I am “The Sh*T”

I love social media, I enjoy seeing what everyone is up to, how they spend there day, and how they advance in their career. Did you know I started as a travel blogger! I loved sharing my experiences, where I went and the connection I made with the locals.

I moved into sharing my life experiences, and I wanted others to be encouraged to live the life you’ve always wanted. For several years, The perspective is shared predominately on Instagram post. Some with humor, motivation, and at times emotional. I am often asked to expand my thought and how I overcame some obstacles. I am all about sharing, so I thought some of the posts would be well developed.

In my business, I spend a great deal of time on social media. Like most of us, I get caught up surfing facebook, joining in on the conversation, and offering a perspective. We want the same thing… assured we are not alone, that others have the same thoughts we do. We wonder…. am I the only one that doesn’t have it together?.. which brought me to my IG post- I am “the sh*t”.

This is the original IG post:

You know that saying.. get your shit together? Ugh.. as part of my gratitude this morning- instead of saying I need to get it together. I will now say..

I AM “the shit,” and, I DO have it together!! ??

You have it together too. If you need to rest, then rest. If it’s time to gear up, then gear up. Each of us has our way. While it may seem we are on the same self-rediscovery path, I assure you we are on a separate journey and pace.
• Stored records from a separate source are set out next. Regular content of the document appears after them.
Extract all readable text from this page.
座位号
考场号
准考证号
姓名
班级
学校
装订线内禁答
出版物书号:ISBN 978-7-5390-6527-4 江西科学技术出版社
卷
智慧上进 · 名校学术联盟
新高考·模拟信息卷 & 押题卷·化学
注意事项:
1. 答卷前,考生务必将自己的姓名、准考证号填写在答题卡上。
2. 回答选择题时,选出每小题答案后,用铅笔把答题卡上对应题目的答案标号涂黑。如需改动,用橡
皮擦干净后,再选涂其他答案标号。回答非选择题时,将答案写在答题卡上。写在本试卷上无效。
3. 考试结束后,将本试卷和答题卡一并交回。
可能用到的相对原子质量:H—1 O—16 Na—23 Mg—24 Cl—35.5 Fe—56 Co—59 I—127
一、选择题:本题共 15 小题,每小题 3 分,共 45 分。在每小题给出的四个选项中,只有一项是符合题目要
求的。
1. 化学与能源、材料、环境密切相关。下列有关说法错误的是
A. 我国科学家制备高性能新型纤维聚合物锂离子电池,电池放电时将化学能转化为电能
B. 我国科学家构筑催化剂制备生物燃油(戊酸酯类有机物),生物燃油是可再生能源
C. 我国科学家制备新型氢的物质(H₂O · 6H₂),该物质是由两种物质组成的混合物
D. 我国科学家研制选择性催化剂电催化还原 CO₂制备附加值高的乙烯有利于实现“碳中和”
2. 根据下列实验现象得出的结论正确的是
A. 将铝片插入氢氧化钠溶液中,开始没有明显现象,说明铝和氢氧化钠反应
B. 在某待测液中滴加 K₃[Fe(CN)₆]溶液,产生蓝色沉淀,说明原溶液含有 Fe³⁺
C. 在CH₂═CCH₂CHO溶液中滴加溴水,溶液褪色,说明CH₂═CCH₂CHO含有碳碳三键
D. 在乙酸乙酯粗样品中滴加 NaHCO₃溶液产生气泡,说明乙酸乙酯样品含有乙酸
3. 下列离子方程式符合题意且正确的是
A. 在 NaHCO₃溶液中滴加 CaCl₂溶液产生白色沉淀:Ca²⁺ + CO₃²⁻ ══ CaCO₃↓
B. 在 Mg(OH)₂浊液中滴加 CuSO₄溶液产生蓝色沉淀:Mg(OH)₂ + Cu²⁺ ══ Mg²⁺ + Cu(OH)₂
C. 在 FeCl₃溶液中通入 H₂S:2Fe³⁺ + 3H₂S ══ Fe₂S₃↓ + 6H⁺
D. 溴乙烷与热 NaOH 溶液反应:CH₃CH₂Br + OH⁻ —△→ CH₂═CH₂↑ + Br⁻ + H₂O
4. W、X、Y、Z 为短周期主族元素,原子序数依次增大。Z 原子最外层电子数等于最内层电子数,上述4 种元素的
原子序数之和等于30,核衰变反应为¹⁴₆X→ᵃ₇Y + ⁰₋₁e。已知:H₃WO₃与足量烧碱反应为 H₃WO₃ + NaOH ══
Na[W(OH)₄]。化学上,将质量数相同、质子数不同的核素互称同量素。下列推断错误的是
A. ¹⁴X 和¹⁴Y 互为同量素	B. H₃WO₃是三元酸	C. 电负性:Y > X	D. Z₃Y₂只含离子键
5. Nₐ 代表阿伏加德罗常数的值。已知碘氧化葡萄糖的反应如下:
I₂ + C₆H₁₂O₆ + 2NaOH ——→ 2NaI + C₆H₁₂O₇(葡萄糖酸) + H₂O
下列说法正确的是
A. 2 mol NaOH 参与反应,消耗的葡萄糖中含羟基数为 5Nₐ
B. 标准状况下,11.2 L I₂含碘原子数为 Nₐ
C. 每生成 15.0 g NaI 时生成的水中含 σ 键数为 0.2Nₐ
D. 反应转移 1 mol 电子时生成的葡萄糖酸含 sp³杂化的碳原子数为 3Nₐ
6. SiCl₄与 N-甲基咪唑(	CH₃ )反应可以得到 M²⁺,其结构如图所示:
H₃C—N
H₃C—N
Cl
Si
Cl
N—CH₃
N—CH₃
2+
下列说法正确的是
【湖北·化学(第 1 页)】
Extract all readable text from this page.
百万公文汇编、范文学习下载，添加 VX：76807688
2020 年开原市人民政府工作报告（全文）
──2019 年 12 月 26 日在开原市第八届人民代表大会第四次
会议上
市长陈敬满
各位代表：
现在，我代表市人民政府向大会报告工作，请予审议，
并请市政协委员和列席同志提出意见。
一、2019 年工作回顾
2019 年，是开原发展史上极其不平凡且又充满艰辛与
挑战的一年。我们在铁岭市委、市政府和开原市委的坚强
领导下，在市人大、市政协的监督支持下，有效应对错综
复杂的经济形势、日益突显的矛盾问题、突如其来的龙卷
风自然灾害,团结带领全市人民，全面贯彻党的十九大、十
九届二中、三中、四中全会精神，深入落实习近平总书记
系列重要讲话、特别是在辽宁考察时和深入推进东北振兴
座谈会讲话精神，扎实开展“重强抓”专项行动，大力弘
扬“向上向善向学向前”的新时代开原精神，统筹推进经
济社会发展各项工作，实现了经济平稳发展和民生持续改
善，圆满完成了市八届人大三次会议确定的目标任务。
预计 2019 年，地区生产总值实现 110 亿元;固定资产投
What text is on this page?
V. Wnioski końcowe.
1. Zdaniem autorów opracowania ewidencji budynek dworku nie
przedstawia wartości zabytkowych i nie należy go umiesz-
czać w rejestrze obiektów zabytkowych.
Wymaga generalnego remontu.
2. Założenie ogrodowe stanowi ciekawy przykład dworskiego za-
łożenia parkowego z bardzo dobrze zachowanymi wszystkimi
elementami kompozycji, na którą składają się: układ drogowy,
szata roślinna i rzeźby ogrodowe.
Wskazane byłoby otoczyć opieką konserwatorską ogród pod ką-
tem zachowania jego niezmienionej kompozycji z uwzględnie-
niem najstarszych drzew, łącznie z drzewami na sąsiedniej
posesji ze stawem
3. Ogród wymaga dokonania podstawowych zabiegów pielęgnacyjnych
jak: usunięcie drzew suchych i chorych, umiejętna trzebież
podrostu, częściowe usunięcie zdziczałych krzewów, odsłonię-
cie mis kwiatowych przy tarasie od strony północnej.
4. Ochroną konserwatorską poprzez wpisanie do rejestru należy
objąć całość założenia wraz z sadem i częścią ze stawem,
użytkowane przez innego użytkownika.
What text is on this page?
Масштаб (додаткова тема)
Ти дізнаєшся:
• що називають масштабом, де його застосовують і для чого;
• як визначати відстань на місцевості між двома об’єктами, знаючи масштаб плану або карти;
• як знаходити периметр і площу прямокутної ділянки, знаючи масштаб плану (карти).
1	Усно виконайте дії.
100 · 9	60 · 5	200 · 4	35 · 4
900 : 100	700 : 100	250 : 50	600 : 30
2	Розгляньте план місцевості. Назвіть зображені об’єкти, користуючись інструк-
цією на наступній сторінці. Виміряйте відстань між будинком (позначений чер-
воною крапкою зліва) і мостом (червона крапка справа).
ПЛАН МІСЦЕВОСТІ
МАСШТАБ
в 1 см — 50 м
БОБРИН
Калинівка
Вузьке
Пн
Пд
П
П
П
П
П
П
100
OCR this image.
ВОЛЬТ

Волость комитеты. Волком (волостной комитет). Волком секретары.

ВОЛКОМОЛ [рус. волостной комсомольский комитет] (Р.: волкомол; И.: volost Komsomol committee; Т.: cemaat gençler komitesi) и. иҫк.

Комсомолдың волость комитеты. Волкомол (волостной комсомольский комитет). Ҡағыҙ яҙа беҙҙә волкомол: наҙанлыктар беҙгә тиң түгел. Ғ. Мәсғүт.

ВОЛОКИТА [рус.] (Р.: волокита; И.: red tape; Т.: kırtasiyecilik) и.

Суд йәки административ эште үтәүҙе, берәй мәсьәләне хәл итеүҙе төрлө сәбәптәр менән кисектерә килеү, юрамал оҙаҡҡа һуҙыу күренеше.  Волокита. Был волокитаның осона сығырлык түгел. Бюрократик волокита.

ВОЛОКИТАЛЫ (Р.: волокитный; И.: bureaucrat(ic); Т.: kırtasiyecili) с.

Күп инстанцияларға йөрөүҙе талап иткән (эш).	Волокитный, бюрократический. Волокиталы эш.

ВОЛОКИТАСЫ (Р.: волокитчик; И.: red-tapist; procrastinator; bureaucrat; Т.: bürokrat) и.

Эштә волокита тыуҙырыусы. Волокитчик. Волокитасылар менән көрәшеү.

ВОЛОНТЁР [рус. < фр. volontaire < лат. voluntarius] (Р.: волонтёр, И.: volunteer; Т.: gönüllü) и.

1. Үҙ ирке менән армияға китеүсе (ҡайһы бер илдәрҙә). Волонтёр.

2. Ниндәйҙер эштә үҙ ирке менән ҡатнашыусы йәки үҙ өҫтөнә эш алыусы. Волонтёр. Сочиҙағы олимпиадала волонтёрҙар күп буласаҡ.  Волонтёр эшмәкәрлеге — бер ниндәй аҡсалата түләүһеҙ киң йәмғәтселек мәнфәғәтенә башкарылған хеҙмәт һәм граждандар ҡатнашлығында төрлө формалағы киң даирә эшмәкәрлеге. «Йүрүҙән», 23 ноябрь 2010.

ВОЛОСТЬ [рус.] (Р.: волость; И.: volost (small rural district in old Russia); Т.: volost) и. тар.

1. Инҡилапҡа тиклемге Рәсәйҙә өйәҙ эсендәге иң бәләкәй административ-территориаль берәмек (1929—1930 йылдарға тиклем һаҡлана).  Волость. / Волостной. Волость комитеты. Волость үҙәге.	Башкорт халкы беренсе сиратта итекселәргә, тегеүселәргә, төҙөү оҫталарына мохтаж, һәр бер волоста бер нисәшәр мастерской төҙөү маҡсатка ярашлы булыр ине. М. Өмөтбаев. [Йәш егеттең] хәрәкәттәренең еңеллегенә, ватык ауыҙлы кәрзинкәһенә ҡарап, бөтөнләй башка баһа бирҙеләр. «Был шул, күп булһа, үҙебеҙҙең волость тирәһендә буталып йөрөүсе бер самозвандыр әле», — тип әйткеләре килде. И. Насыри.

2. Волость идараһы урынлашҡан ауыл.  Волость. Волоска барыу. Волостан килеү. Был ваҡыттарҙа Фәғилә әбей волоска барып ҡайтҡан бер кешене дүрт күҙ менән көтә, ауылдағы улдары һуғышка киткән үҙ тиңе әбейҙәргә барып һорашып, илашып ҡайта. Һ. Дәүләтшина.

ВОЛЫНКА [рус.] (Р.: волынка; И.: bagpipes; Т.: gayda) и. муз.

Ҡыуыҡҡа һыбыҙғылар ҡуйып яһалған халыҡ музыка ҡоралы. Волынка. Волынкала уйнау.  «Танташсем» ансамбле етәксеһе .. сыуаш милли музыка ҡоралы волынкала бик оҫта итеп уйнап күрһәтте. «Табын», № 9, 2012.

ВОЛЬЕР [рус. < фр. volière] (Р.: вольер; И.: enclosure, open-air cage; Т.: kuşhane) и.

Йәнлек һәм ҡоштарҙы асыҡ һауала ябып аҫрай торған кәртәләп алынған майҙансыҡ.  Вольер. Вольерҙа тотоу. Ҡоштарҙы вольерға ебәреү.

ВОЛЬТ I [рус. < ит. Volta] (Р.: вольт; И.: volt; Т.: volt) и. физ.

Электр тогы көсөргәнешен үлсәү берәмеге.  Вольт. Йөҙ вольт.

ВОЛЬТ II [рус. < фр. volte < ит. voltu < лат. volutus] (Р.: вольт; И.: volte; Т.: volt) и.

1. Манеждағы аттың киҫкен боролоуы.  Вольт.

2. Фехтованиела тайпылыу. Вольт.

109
Keep being you and know YOU have your shit TOGETHER!! Happy Monday!


Why I wrote this post

It was a Monday morning, this particular one I was trying to organize my day, ok, its most Monday i sit at my desk working organizing to get more accomplished. For once, I would like to wake up, have everything go as planned and feel I have a somewhat structured plan. I must confess I spend more time on this day in self-pity…. wondering why I could be more like the amazing people who have the day planned out before I wake up. Then it hit me; I hit the wall of shame, I couldn’t believe my inner dialog. I am sharing with others to be careful what they say to themselves, yet here I was, talking to myself as if I was my enemy. I gather myself, stop the negative self-talk, and quickly move into a place of humor and positivity.

Our Inner Dialog

That’s when I decided, IM DONE! I need to change my inner thoughts.

I am “THE SH*T” I don’t need to get anything together, I am together. Stop beating your self up, Wendy! No one is perfect, and as humans, we are on a different path. If I need a day to rest, then do so, it’s okay. If it’s time for me to gear up, like today and stay on the task, then get it. Comparing ourselves to others comes from the enemy and will destroy any ideas you have of achieving more. Stop this inner talk, now!
Although we are on the same rediscovery journey, which I have done a couple of times in my life, we need to be at a speed that works for our lives, as long as you are moving forward, then go. It took me about 15 years to finish college; the path was long but steady. Shame is an emotion designed to keep us down. We use it on ourselves and others to make ourselves feel better; it needs to stop.

The pressure will cause anxiety

The stress of achieving more and at a rapid pace will cause anxiety, creating an emotional roadblock. This roadblock will stop us, and before we know it, we are on the couch or scrolling through social media when we should be creating. Before second-guessing, yourself, ask… does this support a positive mindset and the goals I have set out for myself. If not, let that SH*T go.

Society determines to have your SH*T together means we have status, power, money, and beauty. Remember, it means something different for each of us. What is enough, power, money, or who determines what beauty is? I view having it together when I have peace in my heart, love, and being the best version of myself today. Be kind to yourself, for everyone has there own version of what it means to have it together.